Kadın, böyle şeylere hiç inanmazdım. Meğer aslı varmış. Dileğim anında kabul oldu, çok şaşırdım

demiş.

Xxxx

Toplum içinde sahipsiz işler vardır. Kimsenin asli görevi değildir. Ama yine de o görevler birileri

tarafından yapılır. Cemiyet içinde sorumluluk duygusu yüksek insanlar vardır. Bu insanları tanımak

isterseniz toplu halde beklenen alanlarda insan davranışlarını izlemek gerek. Bir otobüs durağında,

birbirini tanımayan insanlar bir arada bekleşirken, birisi gelip sorar, otobüsün hareket etmesine kaç

dakika var?. Soru ortaya sorulmuştur. Ama birisi hemen atılıp cevap verir. İşte o kişi yüksek

sorumluluk sahibidir.

Xxxx

Cenaze namazında bu meseleye ayrıntılı açıklama vardır. Cenaze namazı aile bireylerinin, eş, dost,

akraba ve arkadaş tarafından ve cemaatten isteyenlerin katılmasıyla kılınır. Haberi olmayan aile

bireyleri katılmayabilir. Haberi olanların katılımı yeterlidir. Hukukçular, fakihler hüküm çıkarmışlar.

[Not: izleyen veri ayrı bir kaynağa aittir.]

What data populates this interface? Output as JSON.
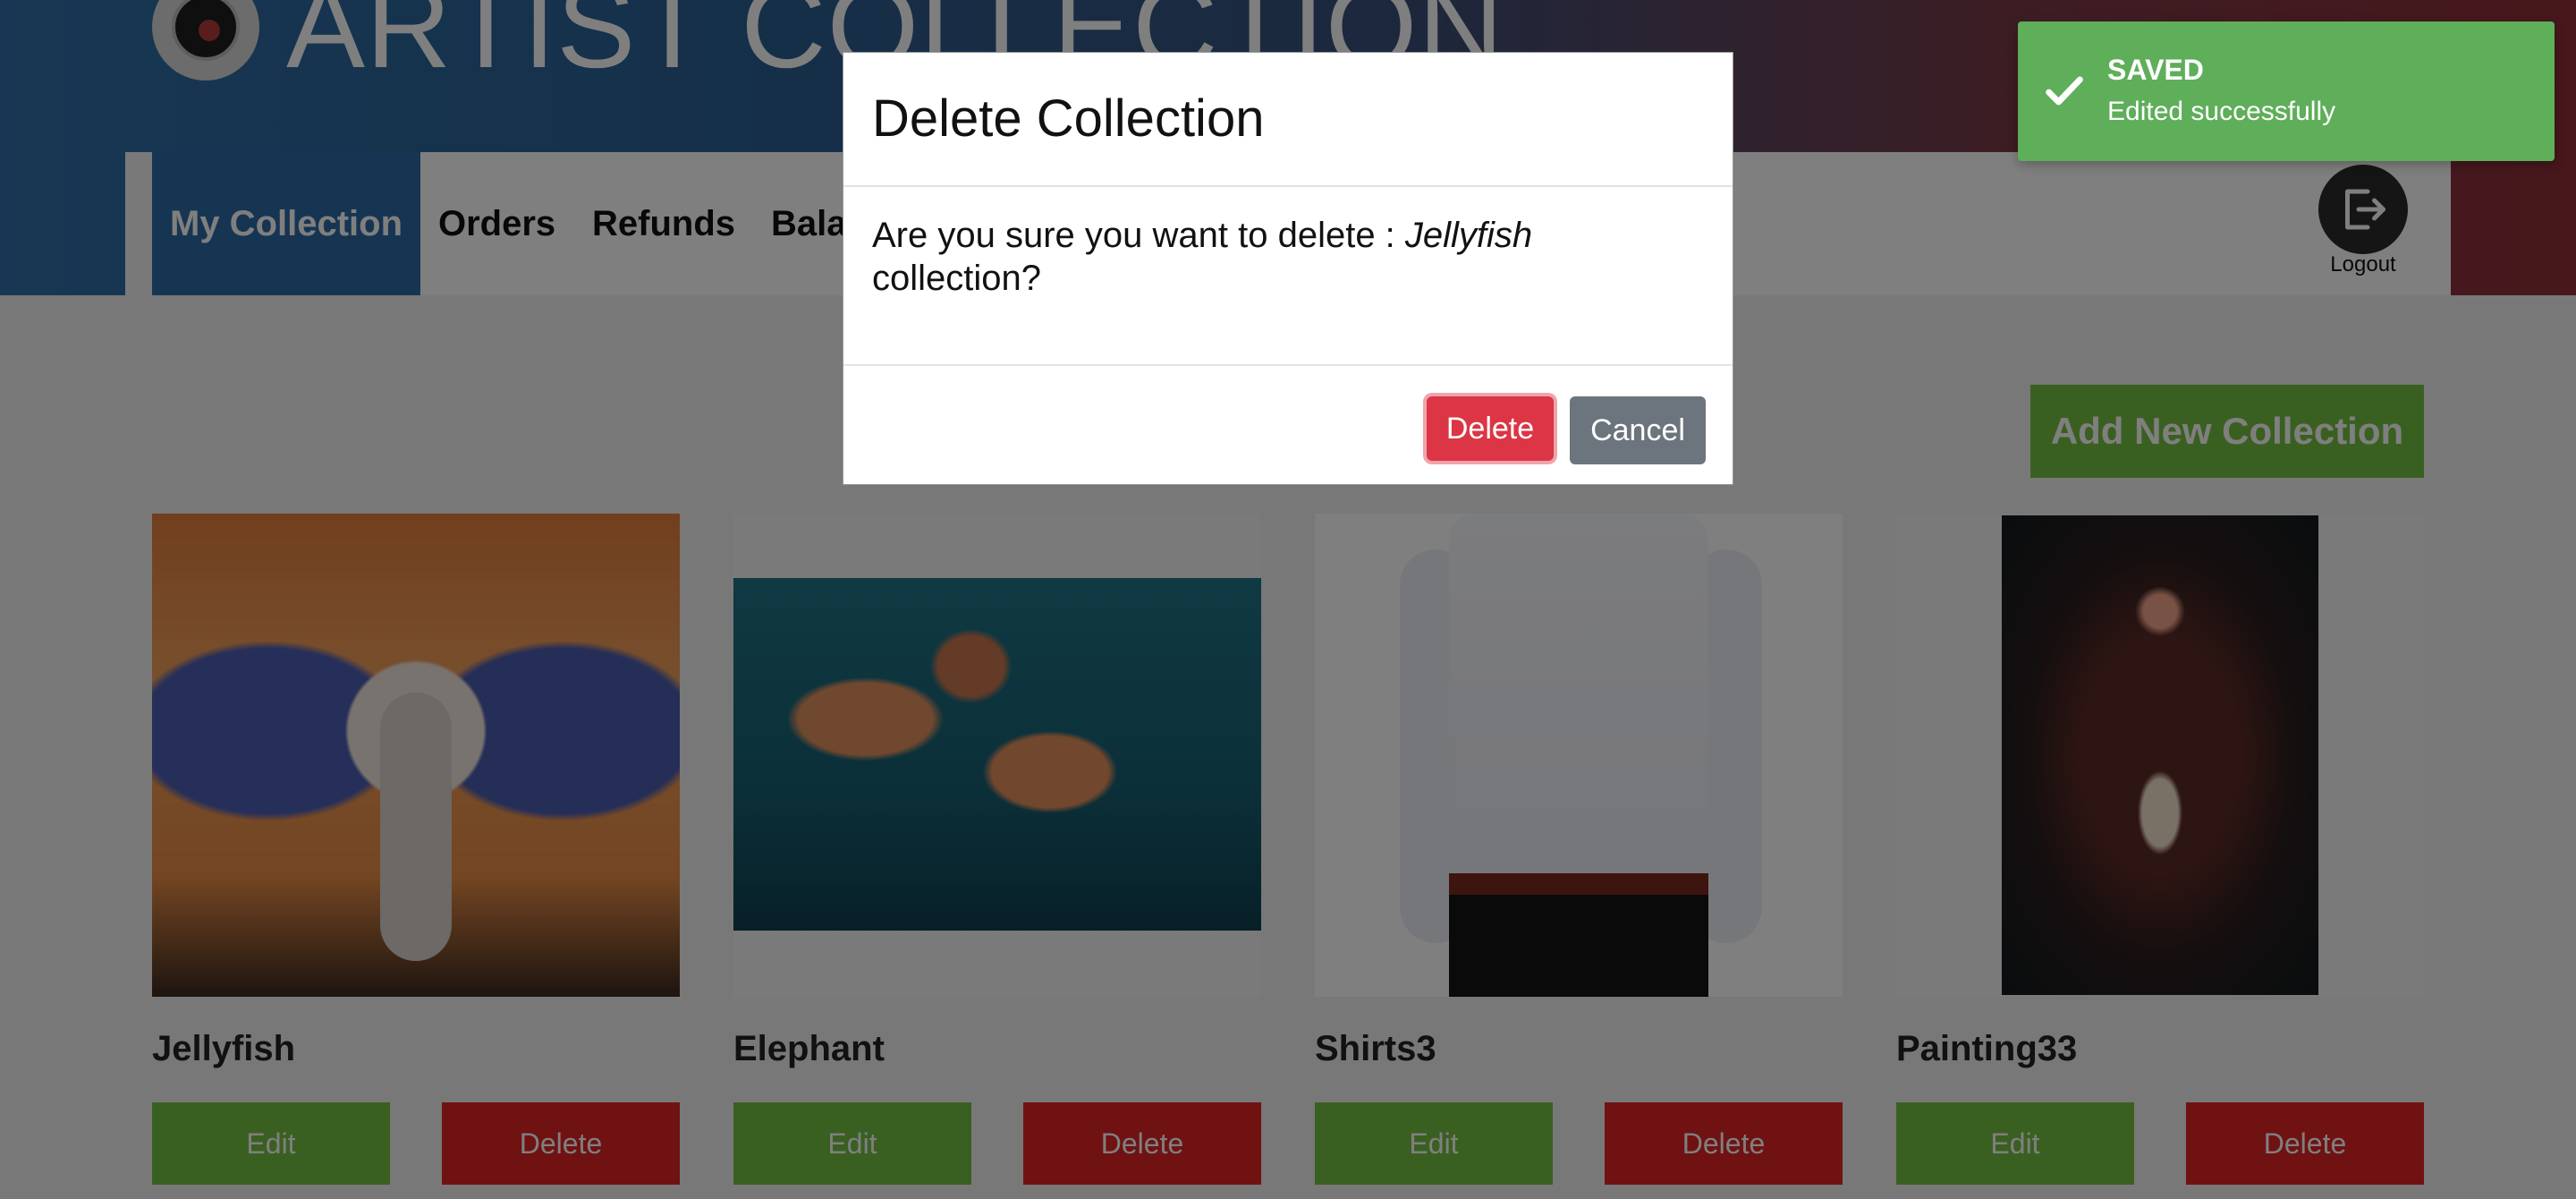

Cenaze namazı birilerinin kılmasıyla herkesin sorumluluğu ortadan kalkar. Farz-ı kifaye demişler.

Xxxx

1950’li yıllarda gazeteciliğe başlamış, sonra haftalık da olsa gazete sahibi olmuş, Beyazıd’ta,

Cağaloğlu’da kitapçı dükkeanı aydınların uğrak merkezi olmuş bir kıdemli gazeteci var. Abdullah

Işıklar.

O da sorumluluk duygusu yoğun olan bir insanımız. Üstüne vazife olmayan, ama birilerinin yapması

gereken, nice işleri üstüne alıp yapmıştır. Bazı işler öyledir. Kimsenin işi, değildir ama, birileri

yapmazsa herkes sorumlu olur.

Şehirlerarası yolda, yanlış istikameti gösteren levhanın değiştirilmesi, misafirhane denilmesi mümkün

olan yere,' casino' denilmesi, dini duygularla yapılmış alameti farikanın, ayaklar altında tepelenmesi,

gazetelerin dini değerleri okurlarına hediye olarak vermesi ve onların yerlerde tepelenmesi ihtimali,

Abdullah Işıkları hep ilgilendirmiştir. O ilgisinin gereği olarak da ilgili yerlere telefon etmek, yazılı

başvurularda bulunmak, dilekçelerinin akıbetini takip etmek, emek ve güç harcamak onun işi. Hatta

gerekli olursa mahkemeye dava açmak, avukat tutmak boyutuna kadar işi ciddiye alır. Bunlar

erdemdir.

Evet, cemiyette yapılması gereken ama aslında kimsenin işi olmayan işler vardır. Sorumluluk sahibi

insanları Allah bu hikmetle yaratmış olabilir. O insanlar birilerinin yaptığında herkesin işini yapmış

sayılacağı işleri üzerlerine alır, yaparlar. Onlara bu yolla sevap kazanmak nasip olmuştur.

Xxxx

Kimi insanlar kuşlara, köpeklere, kedilere, yaban alanlardaki hayvanlara, kimileri evsizlere, fakirlere,

dilencilere, Çingenelere, muhacirlere, yolculara, yetimlere, işsizlere, yaşlılara, hastalara yoğunlaşırlar.

Bütün bu yoğunlaşan insanlar erdem sahibidirler ve asıl görülmesi gereken nokta şudur. Rabbimiz her

yaptığını bilerek ve hikmetli olarak yapar. O insanları, o görevleri yapsınlar diye yaratan O’dur.